South Bank – Offers Tourists A Plethora Of Attractions
Combining the old and the new London, the South Bank of the River Thames offers tourists a plethora of attractions, from the famous London Eye to the historic Globe Theater. If you don’t have enough time to fully explore London, then a walk on this side of the river is the perfect way to experience the atmosphere of this amazing city. South Bank
Start your journey from the Westminster Bridge, with one more look at the Palace of Westminster. The London Eye is just a few yards away, in the Jubilee Gardens. This Giant Ferris wheel also known as the Millennium Wheel has become one of the most recognizable symbols of London since it was built in 2000. During its first six years, this was also the world’s tallest Ferris wheel. Google.com
Today, tourists love to take a ride on the wheel, despite very long lines. The amazing views from the top include the Palace of Westminster with Big Ben, Whitehall and most of London’s South Bank.

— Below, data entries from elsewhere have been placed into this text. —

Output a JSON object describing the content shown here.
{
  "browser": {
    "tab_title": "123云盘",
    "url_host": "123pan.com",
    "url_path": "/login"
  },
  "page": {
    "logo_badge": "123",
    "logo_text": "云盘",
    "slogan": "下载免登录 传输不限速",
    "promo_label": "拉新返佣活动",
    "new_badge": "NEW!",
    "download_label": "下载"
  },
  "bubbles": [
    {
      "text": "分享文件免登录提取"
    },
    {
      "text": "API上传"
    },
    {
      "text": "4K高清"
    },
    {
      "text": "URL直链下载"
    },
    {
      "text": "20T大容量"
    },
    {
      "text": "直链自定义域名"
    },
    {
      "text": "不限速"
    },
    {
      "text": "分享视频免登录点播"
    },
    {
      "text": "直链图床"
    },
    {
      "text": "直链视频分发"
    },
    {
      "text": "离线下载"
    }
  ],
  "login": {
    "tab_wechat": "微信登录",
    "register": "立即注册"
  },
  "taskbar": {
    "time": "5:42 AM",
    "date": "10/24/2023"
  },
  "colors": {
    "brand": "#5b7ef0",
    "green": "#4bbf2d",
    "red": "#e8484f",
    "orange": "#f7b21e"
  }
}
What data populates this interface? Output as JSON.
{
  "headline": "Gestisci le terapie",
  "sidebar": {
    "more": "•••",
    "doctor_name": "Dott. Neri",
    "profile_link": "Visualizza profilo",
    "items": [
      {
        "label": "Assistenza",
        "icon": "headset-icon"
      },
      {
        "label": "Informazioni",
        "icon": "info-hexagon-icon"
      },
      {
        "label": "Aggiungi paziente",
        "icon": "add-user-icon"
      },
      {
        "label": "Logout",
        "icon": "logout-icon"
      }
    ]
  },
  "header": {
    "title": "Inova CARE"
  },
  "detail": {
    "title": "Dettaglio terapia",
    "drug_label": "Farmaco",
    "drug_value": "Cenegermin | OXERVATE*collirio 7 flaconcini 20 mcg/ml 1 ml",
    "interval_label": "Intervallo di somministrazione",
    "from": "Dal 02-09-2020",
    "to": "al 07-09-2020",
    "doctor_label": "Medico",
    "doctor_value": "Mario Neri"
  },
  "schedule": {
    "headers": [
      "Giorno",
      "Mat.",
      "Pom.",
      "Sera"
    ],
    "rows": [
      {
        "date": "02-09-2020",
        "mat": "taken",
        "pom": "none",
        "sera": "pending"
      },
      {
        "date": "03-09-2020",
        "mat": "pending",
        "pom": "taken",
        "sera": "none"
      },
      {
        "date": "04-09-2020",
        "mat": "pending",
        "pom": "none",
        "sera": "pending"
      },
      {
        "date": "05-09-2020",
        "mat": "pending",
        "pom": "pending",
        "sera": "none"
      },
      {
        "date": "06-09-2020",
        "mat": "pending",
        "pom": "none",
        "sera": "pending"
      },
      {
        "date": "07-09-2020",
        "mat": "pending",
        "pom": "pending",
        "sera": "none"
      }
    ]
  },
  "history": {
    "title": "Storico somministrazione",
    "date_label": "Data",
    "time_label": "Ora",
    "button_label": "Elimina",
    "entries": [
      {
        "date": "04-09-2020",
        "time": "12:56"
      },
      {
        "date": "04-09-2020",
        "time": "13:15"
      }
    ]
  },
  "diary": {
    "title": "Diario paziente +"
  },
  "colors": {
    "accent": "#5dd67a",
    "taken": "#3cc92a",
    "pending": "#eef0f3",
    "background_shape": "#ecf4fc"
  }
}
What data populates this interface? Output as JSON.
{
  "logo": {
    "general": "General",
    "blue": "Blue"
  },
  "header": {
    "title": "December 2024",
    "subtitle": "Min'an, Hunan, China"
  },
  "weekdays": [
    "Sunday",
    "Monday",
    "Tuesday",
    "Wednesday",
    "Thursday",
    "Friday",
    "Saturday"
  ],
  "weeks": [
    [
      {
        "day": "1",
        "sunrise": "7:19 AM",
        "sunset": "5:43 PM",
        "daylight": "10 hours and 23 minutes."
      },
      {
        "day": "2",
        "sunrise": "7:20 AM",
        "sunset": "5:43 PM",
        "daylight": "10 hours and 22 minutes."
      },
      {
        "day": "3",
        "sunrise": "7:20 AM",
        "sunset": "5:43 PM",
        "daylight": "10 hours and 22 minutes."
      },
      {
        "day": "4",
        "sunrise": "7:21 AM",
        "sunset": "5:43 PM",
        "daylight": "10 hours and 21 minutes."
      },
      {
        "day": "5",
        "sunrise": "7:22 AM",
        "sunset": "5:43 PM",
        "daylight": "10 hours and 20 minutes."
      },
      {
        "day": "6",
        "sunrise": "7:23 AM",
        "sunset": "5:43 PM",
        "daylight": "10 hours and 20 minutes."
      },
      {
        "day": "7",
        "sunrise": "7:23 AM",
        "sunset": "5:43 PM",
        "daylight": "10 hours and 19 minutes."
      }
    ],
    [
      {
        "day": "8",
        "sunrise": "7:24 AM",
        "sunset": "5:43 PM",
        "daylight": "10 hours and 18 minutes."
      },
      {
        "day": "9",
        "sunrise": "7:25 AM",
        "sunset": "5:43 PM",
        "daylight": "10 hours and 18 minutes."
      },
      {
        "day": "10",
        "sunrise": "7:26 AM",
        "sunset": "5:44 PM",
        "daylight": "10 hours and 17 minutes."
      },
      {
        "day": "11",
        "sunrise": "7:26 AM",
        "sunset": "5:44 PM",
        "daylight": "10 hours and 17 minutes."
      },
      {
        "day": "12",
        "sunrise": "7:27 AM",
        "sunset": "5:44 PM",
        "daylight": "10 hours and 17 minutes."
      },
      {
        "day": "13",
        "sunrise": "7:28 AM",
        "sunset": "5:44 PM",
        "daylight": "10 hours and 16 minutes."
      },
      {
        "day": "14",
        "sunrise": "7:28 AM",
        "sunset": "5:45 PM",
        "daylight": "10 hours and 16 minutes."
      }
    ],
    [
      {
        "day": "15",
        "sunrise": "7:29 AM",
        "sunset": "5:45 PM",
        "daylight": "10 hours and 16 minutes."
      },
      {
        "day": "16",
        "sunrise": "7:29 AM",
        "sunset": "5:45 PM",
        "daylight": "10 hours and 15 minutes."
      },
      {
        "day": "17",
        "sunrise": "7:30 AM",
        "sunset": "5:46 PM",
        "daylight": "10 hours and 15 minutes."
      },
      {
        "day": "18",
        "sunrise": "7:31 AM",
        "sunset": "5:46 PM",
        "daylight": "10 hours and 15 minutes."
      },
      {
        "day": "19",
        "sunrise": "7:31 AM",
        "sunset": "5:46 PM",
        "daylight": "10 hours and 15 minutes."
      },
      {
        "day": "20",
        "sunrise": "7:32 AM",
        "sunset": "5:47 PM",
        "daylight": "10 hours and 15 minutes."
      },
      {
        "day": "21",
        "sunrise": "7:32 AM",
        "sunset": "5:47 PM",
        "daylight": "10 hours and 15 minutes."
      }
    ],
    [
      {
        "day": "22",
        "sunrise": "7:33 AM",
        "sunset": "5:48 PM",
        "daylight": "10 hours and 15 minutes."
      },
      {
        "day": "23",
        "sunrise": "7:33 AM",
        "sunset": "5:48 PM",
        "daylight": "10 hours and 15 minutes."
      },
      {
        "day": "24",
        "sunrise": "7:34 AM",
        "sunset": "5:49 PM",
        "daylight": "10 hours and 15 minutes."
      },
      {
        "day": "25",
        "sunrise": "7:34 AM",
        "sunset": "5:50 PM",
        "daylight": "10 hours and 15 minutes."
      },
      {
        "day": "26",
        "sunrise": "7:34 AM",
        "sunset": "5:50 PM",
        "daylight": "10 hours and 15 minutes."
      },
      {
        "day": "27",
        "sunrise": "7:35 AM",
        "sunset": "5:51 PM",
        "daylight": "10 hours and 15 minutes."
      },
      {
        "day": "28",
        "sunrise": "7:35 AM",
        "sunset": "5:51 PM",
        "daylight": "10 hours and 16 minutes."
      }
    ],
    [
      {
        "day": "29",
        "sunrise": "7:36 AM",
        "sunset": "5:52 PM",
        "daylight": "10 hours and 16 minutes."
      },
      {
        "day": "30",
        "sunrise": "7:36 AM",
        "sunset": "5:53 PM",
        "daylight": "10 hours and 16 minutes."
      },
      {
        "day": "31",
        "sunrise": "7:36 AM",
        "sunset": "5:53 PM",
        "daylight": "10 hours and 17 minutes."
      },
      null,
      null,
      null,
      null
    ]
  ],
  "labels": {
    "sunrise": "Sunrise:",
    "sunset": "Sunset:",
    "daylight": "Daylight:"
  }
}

Right next to the Eye, the Jubilee Gardens offer a welcome place to rest for tired tourists. Created in 1977 to mark the Silver Jubilee of Elisabeth II, this green space was redesigned in 2012, just in time for the Diamond Jubilee of Elisabeth II and the Summer Olympics.
The pier along the Tames is mostly pedestrian and it is lined with some of the most interesting buildings in the city. One of the most peculiar ones is the Southbank Center, a very important art centre in the city. Built over half a century ago, this peculiar complex features the Royal Festival Hall, the Purcell Room and the Queen Elizabeth Hall. Though the concerts that are held here on a regular basis are quite impressive, the actual building is well worth a look.
Right next to the Southbank Center, film buffs can take in a movie at the BFI Southbank, formerly known as the National Film Theatre. This venue houses three screens and it usually shows classic movies, including silent ones, and foreign films.
Another great perk of taking a stroll alongside the Thames is the fact that you get to admire some of the most beautiful bridges in London, including the Millennium Bridge which connects the Tate Modern museum with St. Paul’s Cathedral. This pedestrian bridge offers great views over the river but also one of the most photographed spots in London – the St. Paul’s Cathedral seen from the South Bank, framed by the bridge’s supports.
There are several interesting landmarks in this area, including the distinctive building of the Tate Modern museum. Housed in a former Bankside Power Station, this interesting museum features thousands of modern and contemporary art pieces and the national collection of British art since the turn of the century. This is also one of the most visited modern art museums in the world thanks to a number of masterpieces by Monet, Matisse, Rothko, Picasso, Andy Warhol, Dali and many more.
On the other side of the Millennium Bridge, one of the most important buildings in the world attracts thousands of visitors every day. The famous Shakespeare’s Globe Theater is not the actual theatre where the Bard created some of his most popular plays, but a reconstruction finished in 1997. The original Globe was built by Shakespeare’s playing company in 1599, but it was destroyed by fire, 14 years later, during a production of Henry VIII. Though the theatre was rebuilt a year later, it was once again closed and demolished in 1644. The present-day version was reconstructed flowing evidence from both buildings with traditional materials and techniques that were used during those times. During summertime, visitors can take in a play, or they can simply take a tour of the theatre and find out more about its amazing history.
As you approach the Tower Bridge, you’ll soon realize that some of London’s landmarks are not necessarily on land. The last survivor cruiser of the Royal Navy, HMS Belfast, is docked on the Thames between London Bridge and Tower Bridge. This mighty vessel was commissioned in 1938 and participated in Allied landings during D-Day. The boat is part of the Imperial Museum and houses an impressive naval collection.
Among all the historical buildings, the London City Hall with its bizarre shape is quite a sight. This round building made mostly out of glass was completed in 2002 and because of its peculiar shape it has gained a number of nicknames, including “the Onion”. Outside the City Hall, a sunken amphitheatre called The Scoop hosts open-air performances during summer.